The first man of mystery, of course, is Jager. He’s been with the Knights since there have been Knights, and he’s kinda like James Bond meets Batman. I mean, he’s really friendly, even to me, but it’s all like it’s a mask he wears; you never really see what’s going on inside, and he’s not about to tell you or me or anyone else. It’s too bad, too, ‘cause I’d like to believe that the friendly guy who kinda pals around with me when he’s not off doing whatever it is Jager does is the real Jager; I’d like to think that him taking me out for ice cream didn’t have some sort of super-secret plot, as The Crusader would put it.

Oh yeah, The Crusader.
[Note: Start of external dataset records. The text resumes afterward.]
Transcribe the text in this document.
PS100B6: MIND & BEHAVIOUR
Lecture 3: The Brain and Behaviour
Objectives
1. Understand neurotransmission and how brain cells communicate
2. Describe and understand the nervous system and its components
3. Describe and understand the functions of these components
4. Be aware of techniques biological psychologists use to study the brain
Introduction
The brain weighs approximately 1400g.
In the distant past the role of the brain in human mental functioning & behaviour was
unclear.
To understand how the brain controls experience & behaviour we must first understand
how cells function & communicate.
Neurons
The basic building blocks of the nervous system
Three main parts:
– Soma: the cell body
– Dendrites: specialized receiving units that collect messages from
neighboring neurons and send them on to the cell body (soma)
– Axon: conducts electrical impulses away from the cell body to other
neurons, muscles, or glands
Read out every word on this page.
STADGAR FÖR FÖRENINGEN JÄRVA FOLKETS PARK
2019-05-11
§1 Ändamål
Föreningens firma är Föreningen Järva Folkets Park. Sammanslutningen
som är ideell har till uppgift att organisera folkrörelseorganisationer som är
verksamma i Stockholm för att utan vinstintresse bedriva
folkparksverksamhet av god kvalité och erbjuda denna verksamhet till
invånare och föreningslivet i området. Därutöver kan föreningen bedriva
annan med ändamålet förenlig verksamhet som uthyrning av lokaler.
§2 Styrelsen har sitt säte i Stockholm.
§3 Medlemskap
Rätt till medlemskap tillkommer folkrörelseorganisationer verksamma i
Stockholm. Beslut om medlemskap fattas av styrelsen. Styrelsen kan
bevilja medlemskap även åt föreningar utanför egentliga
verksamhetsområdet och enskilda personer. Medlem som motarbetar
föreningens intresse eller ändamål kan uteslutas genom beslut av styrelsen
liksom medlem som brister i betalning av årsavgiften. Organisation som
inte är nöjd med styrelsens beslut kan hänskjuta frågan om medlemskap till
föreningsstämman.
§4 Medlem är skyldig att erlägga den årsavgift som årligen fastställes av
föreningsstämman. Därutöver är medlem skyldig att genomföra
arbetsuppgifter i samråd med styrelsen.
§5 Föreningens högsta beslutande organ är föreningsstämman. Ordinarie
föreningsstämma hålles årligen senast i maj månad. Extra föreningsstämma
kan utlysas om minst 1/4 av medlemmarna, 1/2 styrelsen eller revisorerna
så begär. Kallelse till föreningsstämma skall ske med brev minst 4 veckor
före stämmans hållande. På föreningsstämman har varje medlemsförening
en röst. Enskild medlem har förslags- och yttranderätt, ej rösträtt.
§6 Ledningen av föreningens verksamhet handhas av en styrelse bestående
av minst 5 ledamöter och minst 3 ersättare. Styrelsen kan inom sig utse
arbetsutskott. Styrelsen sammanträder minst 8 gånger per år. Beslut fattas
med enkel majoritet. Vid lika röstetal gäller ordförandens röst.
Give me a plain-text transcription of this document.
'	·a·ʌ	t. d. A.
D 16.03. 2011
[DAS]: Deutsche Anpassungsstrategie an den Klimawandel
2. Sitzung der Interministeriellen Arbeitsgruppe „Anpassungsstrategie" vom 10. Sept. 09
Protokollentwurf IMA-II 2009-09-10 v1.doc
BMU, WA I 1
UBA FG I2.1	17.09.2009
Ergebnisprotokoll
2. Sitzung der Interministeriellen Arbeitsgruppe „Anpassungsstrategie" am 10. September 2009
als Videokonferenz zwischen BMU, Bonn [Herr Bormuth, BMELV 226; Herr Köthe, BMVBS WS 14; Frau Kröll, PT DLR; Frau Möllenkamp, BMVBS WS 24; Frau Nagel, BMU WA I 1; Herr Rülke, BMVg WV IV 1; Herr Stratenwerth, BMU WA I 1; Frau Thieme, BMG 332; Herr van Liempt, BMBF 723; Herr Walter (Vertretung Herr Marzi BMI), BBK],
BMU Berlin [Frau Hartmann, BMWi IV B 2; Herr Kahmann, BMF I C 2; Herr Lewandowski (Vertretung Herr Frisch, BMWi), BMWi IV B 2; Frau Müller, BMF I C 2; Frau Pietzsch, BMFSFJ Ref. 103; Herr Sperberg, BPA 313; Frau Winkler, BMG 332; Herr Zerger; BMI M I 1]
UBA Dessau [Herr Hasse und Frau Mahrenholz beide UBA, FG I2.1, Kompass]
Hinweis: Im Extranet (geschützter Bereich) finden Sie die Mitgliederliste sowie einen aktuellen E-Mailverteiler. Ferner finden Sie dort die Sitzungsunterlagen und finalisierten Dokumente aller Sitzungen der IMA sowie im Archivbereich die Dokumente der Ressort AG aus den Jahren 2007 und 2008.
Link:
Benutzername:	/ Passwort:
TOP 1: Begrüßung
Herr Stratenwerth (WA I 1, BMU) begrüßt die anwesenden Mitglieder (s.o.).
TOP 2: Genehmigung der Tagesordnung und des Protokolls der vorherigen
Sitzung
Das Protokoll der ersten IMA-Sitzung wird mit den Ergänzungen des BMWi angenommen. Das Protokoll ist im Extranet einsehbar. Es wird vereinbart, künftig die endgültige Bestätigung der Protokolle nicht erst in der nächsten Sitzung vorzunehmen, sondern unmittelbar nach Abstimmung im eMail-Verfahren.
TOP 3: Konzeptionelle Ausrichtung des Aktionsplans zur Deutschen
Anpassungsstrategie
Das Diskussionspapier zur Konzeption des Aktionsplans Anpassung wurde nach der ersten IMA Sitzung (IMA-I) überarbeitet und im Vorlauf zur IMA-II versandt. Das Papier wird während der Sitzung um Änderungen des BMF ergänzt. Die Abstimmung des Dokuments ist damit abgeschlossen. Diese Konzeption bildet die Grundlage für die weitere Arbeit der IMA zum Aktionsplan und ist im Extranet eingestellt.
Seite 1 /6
He’s a Utopian, I guess, but he’s not like any of the Utopians that Dad knew. He’s…well, he’s not real bright, for starters. And he’s hokey. Really hokey. Three Stooges hokey. He does all the stuff that “real” novas won’t do. Like monologues. He loves to do these long monologues with really, really painful mixed metaphors that just make everyone groan. And he’s dead-serious when he does it. But you know something? He’s the only one of the Knights who treats me like I’m really a nova – well, like a super-hero, anyway; that’s how his mind seems to work. “Wolf Girl”, he calls me when he’s talking about my big werewolf form, and he doesn’t mean it mean or as a joke – he really thinks it means I’m a sort of Junior Knight or something. ‘Course, whenever he mentions me coming along “on patrol”, one of the others is pretty quick to shoot it down.

It’s not fair. I mean, yeah, I’m young, but there’s a lot I could do. If Dad was here, I bet he would let me help. I mean, I can be this huge, strong, tough thing…gimme a jumpsuit and let me do something with it. Because I’m really tired of being a kid-sister.